To teraz spróbuj lonżować ją  trochę dalej od stajni, i bez żadnego wypięcia. I tak stopniowo dalej każdego dnia. Jeżeli zauważysz nerwowe zachowanie konia, to pozostań w tym samym miejscu przez kilka dni, aż koń będzie się zachowywał spokojnie (można też zacząć bliżej stajni i stopniowo się oddalać) Jeżeli koń zaczyna zanadto się rozpraszać, to starasz się go skupić na pracy zmieniając często kierunek albo rodzaj chodu, unikając jednak przesadnego popędzania i agresywnego zachowania. Człowiek powinien zachowywać spokój zwłaszcza gdy koń jest niespokojny, aby pokazać  że nic mu nie zagraża.
zabeczka17   Lead with Ur Heart and Ur Horse will follow
19 marca 2011 17:35
wg metod join up i troche PHN- pierwsze wsady odbyły bez najmniejszych problemów.

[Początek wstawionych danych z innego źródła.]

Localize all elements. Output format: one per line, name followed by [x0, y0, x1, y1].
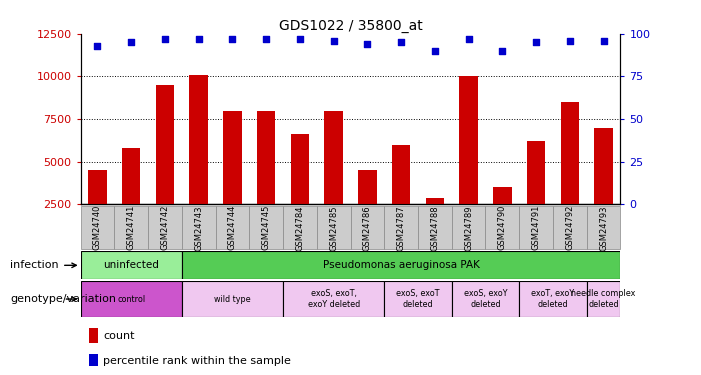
Bar [257, 111, 275, 247]
Point [429, 48, 440, 54]
Bar [358, 170, 376, 247]
FancyBboxPatch shape [317, 206, 350, 249]
Text: GSM24784: GSM24784 [295, 205, 304, 251]
Text: wild type: wild type [214, 295, 251, 304]
FancyBboxPatch shape [587, 281, 620, 317]
FancyBboxPatch shape [350, 206, 384, 249]
Text: needle complex
deleted: needle complex deleted [571, 290, 636, 309]
Bar [122, 148, 140, 247]
Point [531, 39, 542, 45]
Bar [189, 75, 208, 247]
Point [261, 36, 272, 42]
Text: GSM24789: GSM24789 [464, 205, 473, 251]
Bar [594, 128, 613, 247]
Text: GSM24787: GSM24787 [397, 205, 406, 251]
Text: GSM24791: GSM24791 [531, 205, 540, 251]
Point [598, 38, 609, 44]
Bar [88, 170, 107, 247]
Text: percentile rank within the sample: percentile rank within the sample [103, 356, 291, 366]
FancyBboxPatch shape [451, 206, 485, 249]
Text: GSM24744: GSM24744 [228, 205, 237, 251]
Text: GSM24790: GSM24790 [498, 205, 507, 251]
Bar [89, 328, 98, 343]
Bar [89, 354, 98, 366]
FancyBboxPatch shape [81, 251, 182, 279]
Text: GSM24785: GSM24785 [329, 205, 338, 251]
Point [497, 48, 508, 54]
Bar [291, 134, 309, 247]
Text: GSM24742: GSM24742 [161, 205, 170, 251]
Text: GSM24788: GSM24788 [430, 205, 440, 251]
Bar [561, 102, 579, 247]
Bar [325, 111, 343, 247]
Bar [426, 198, 444, 247]
Bar [392, 145, 410, 247]
Point [564, 38, 576, 44]
Text: GSM24745: GSM24745 [261, 205, 271, 251]
Text: count: count [103, 331, 135, 341]
Text: GSM24786: GSM24786 [363, 205, 372, 251]
Text: GSM24792: GSM24792 [565, 205, 574, 251]
Text: infection: infection [11, 260, 76, 270]
Point [193, 36, 204, 42]
Text: exoS, exoT,
exoY deleted: exoS, exoT, exoY deleted [308, 290, 360, 309]
FancyBboxPatch shape [148, 206, 182, 249]
FancyBboxPatch shape [182, 281, 283, 317]
Text: GSM24793: GSM24793 [599, 205, 608, 251]
Bar [493, 188, 512, 247]
FancyBboxPatch shape [216, 206, 250, 249]
Text: GSM24743: GSM24743 [194, 205, 203, 251]
Point [395, 39, 407, 45]
Bar [223, 111, 242, 247]
Text: genotype/variation: genotype/variation [11, 294, 116, 304]
FancyBboxPatch shape [451, 281, 519, 317]
FancyBboxPatch shape [418, 206, 451, 249]
FancyBboxPatch shape [250, 206, 283, 249]
Point [294, 36, 306, 42]
FancyBboxPatch shape [587, 206, 620, 249]
FancyBboxPatch shape [384, 281, 451, 317]
Text: Pseudomonas aeruginosa PAK: Pseudomonas aeruginosa PAK [322, 260, 479, 270]
FancyBboxPatch shape [114, 206, 148, 249]
Bar [156, 85, 175, 247]
FancyBboxPatch shape [519, 281, 587, 317]
Title: GDS1022 / 35800_at: GDS1022 / 35800_at [278, 19, 423, 33]
Bar [459, 76, 478, 247]
Point [159, 36, 170, 42]
Point [362, 41, 373, 47]
FancyBboxPatch shape [485, 206, 519, 249]
Text: exoS, exoY
deleted: exoS, exoY deleted [463, 290, 508, 309]
FancyBboxPatch shape [384, 206, 418, 249]
Text: GSM24741: GSM24741 [127, 205, 136, 251]
Point [125, 39, 137, 45]
FancyBboxPatch shape [283, 206, 317, 249]
Point [92, 43, 103, 49]
Text: GSM24740: GSM24740 [93, 205, 102, 251]
FancyBboxPatch shape [182, 251, 620, 279]
Bar [526, 141, 545, 247]
FancyBboxPatch shape [81, 281, 182, 317]
FancyBboxPatch shape [553, 206, 587, 249]
Text: exoT, exoY
deleted: exoT, exoY deleted [531, 290, 575, 309]
FancyBboxPatch shape [182, 206, 216, 249]
Text: uninfected: uninfected [103, 260, 159, 270]
Text: control: control [117, 295, 145, 304]
Point [463, 36, 474, 42]
FancyBboxPatch shape [81, 206, 114, 249]
FancyBboxPatch shape [519, 206, 553, 249]
FancyBboxPatch shape [283, 281, 384, 317]
Point [227, 36, 238, 42]
Text: exoS, exoT
deleted: exoS, exoT deleted [396, 290, 440, 309]
Point [328, 38, 339, 44]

Jestem z niej bardzo dumna, nie dała mi ani razu powodów do zmartwień, wszystko odbyło sie na spokojnie - jakby znała zasady.
Byłam w szoku.
A pomyślunku brak...
Kask 🤬 🤬
Kastorkowa   Szałas na hałas
19 marca 2011 17:38
żabeczkapisała już w innym wątku ,że kolega nie dał się namówić na kask ale skoro pełnoletni to jego odpowiedzialność
zabeczka17   Lead with Ur Heart and Ur Horse will follow
19 marca 2011 17:43
Nie dał sie za cholere namówić... jest pełnoletni, zajeżdżał już wcześniej konie.... ja cały czas prosiłam o kask , nie szło.
Wczesniej przewieszano sie na niej. Była spokojna jak martwy indianin.

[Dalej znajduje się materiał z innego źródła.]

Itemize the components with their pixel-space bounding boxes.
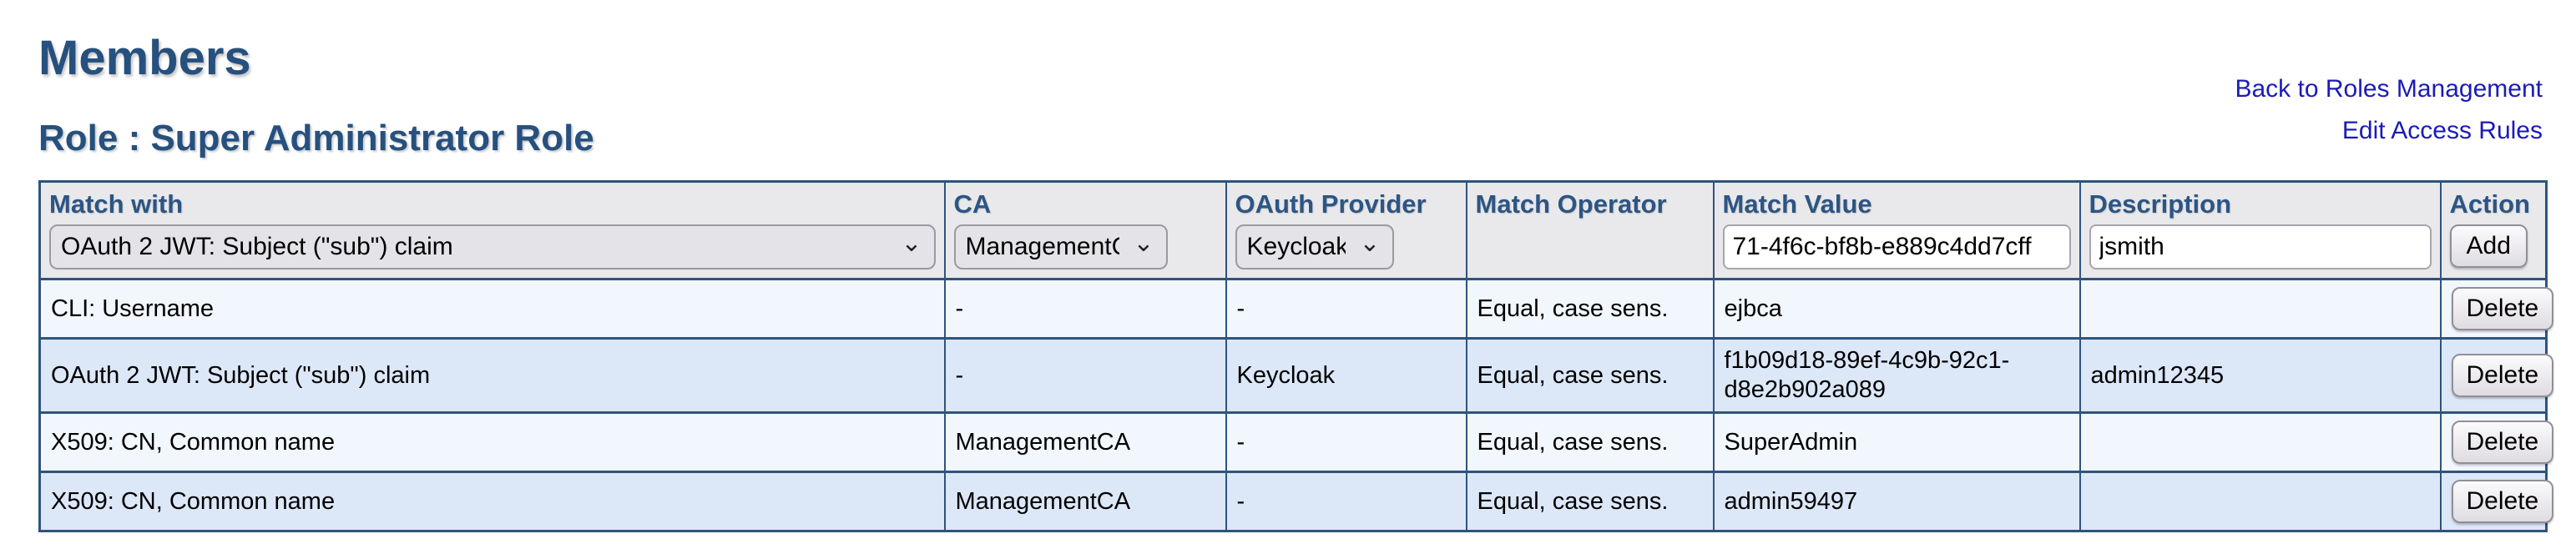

ps. dodam że pracujemy nad  Silversand Horsemanship PHN  i pierwszy poziom mamy opanowany ( oczywiscie bez jezdzenia w siodle)
lacuna   Stąpamy we dwoje po niepewnym gruncie..
19 marca 2011 19:49
Ja w sumie nie zaliczam się do naturala..ani też klasyki 🤣 Otóż jeżdżę na kantarze sznurkowym,po prostu tak nam pasuje i się podoba,nie mam w tym większej filozofii.Po prostu wyszłam z założenia,ze po co z wędzidłem skoro można bez,jest tak samo a nawet lepiej,kopytna skupiona,nie uwiesza się na ręce..miodzio i tyle 🙂 wszystkie figury ujeżdżeniowe które potrafi wykonuje bez niczego na głowie,na zdjęciu pokazuję,że potrafimy również skoczyć😉 chociaż to sporadycznie i naprawdę małe przeszkódki.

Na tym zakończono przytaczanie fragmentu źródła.